Depois que a senhora de peruca a buscou na escola, a colocou em um carro escuro e apertou o cinto de segurança ao redor de sua cintura. Antes de entrar no carro, Mandy havia notado o letreiro na pintura no carro, mas eram apenas garranchos. Seu pai reclamava disso o tempo todo. Como uma criança de seis anos ainda não conseguia ler?
A senhora de peruca sentou-se ao lado de Mandy no carro. Ao lado do motorista, um homem engravatado lhe encarava pelo espelho retrovisor. Mandy desviou os olhos e começou a encarar a senhora ao seu lado. Ela usava uma peruca ruiva muito grande pra sua cabeça. Era um pouco engraçado, mas alguma coisa lhe dizia que aquele não era um bom momento para rir.
─Querida – falou a mulher – o vovô ou a vovó moram por aqui? Algum tio ou tia?
Mandy pensou bem. Sua mãe já lhe dissera que seus avós morreram antes dela nascer. Os pais de seu pai eram desconhecidos já que ele havia sido criado num orfanato até seus quinze anos, quando fugiu do lugar. Ambos eram filhos únicos e eles nunca, nem uma vez sequer, foram visitar algum familiar.
Mandy balançou a cabeça.
─Nenhum tio ou tia?
Mandy balançou a cabeça mais uma vez.
─Que tal algum vizinho?
Pensando bem, existia a Sr.ª Harris, a velhinha com quem sua mãe lhe deixava quando precisava ir resolver alguma coisa. Mandy não gostava muito dela porque sua casa sempre cheirava a cigarros e cocô de cachorro. A Sr.ª Harris tinha um poodle velhote e dois chihuahuas barulhentos. A mãe sempre reclamava do quanto eles eram barulhentos durante a noite.
─A Sr.ª Harris é minha vizinha – Mandy falou.
Em poucos minutos, eles estavam parados em frente a casa da Sr.ª Harris. A senhora de peruca desceu do carro acompanhada do homem engravatado. Mandy permaneceu no carro, fazendo companhia ao motorista.
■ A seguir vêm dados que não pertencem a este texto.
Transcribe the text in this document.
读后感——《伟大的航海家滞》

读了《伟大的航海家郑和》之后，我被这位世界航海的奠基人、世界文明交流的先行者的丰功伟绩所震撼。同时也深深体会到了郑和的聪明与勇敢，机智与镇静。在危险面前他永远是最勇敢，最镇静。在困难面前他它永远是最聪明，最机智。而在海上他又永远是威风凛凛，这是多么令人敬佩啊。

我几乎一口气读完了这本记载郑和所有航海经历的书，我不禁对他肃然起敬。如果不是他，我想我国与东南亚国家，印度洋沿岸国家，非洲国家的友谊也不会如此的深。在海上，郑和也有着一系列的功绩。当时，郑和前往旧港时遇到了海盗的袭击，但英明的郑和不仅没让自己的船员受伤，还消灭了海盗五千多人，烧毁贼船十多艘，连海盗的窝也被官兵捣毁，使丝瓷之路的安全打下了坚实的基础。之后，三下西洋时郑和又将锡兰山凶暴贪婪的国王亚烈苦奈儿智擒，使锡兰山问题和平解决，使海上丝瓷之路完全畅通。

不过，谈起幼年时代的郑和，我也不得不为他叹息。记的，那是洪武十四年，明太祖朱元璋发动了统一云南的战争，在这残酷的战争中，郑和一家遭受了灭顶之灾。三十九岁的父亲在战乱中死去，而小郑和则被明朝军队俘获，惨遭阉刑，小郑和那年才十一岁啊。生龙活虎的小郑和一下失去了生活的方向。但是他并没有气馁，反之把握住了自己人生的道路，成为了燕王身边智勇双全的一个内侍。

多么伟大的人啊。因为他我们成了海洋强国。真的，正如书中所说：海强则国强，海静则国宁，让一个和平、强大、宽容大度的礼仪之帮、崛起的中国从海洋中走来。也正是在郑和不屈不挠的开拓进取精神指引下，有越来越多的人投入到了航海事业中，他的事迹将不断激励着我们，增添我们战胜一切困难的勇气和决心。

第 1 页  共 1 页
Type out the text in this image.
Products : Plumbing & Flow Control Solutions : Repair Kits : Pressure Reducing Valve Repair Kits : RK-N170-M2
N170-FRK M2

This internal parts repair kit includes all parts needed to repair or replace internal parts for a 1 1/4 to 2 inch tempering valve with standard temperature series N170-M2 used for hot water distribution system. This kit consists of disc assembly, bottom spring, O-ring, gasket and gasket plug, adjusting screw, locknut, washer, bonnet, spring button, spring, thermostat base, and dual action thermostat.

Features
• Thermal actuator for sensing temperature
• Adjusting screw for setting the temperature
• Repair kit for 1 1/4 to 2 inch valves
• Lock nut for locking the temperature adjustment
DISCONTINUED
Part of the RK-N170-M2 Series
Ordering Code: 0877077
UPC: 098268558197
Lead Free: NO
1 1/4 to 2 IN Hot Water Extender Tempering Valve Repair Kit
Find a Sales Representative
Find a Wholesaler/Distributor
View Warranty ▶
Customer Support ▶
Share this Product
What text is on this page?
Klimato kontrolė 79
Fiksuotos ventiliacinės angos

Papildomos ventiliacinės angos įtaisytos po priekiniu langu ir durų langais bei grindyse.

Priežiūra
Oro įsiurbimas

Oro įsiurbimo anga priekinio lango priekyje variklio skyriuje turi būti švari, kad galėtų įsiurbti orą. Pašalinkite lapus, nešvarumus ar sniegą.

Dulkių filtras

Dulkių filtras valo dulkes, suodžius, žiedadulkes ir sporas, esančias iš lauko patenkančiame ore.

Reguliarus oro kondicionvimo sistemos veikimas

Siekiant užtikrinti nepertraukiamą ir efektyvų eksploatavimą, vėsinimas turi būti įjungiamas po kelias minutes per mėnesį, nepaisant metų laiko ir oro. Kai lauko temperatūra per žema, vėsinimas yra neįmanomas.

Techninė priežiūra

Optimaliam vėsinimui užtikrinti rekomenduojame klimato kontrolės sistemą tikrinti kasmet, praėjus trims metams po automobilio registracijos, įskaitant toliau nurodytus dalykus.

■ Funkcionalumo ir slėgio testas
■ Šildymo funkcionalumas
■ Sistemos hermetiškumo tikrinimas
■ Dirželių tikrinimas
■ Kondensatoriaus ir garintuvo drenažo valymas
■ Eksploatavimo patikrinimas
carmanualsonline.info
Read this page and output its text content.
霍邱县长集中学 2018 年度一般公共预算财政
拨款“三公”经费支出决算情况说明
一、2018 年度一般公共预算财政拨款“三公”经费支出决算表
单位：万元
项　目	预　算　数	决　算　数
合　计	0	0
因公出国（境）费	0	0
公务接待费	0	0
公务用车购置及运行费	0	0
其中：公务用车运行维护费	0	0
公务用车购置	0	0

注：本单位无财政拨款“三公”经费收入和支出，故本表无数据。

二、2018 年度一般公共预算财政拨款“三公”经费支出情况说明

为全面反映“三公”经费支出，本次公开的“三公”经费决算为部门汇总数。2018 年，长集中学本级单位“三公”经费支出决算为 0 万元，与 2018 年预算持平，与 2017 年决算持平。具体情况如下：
O cinto de segurança estava folgado em sua cintura. Com um pouco de esforço, ela conseguiu virar-se para olhar pela janela traseira. Lá estava sua casa, do mesmo jeitinho que seus pais deixaram antes de leva-la à escola. Mandy queria descer do carro e pedir para ficar em sua casa e esperar seus pais lá mesmo. Em breve o Papai do Céu cansaria da visita deles e eles voltariam para casa.
─Aquela é sua casa?
Mandy olhou para o motorista e assentiu.
─Sim.
Nesse mesmo instante, a senhora de peruca e o homem engravatado entraram no carro. Ela tentou sorrir para Mandy, mas parecia estar triste.
─Agora nós vamos leva-la a um lugar muito especial.
Mandy olhou para a mulher, depois para o homem engravatado e, por fim, para o motorista. Esse último balançava a cabeça do jeito que seu pai fazia ao assistir as tragédias nos noticiários.
─Pobre garota.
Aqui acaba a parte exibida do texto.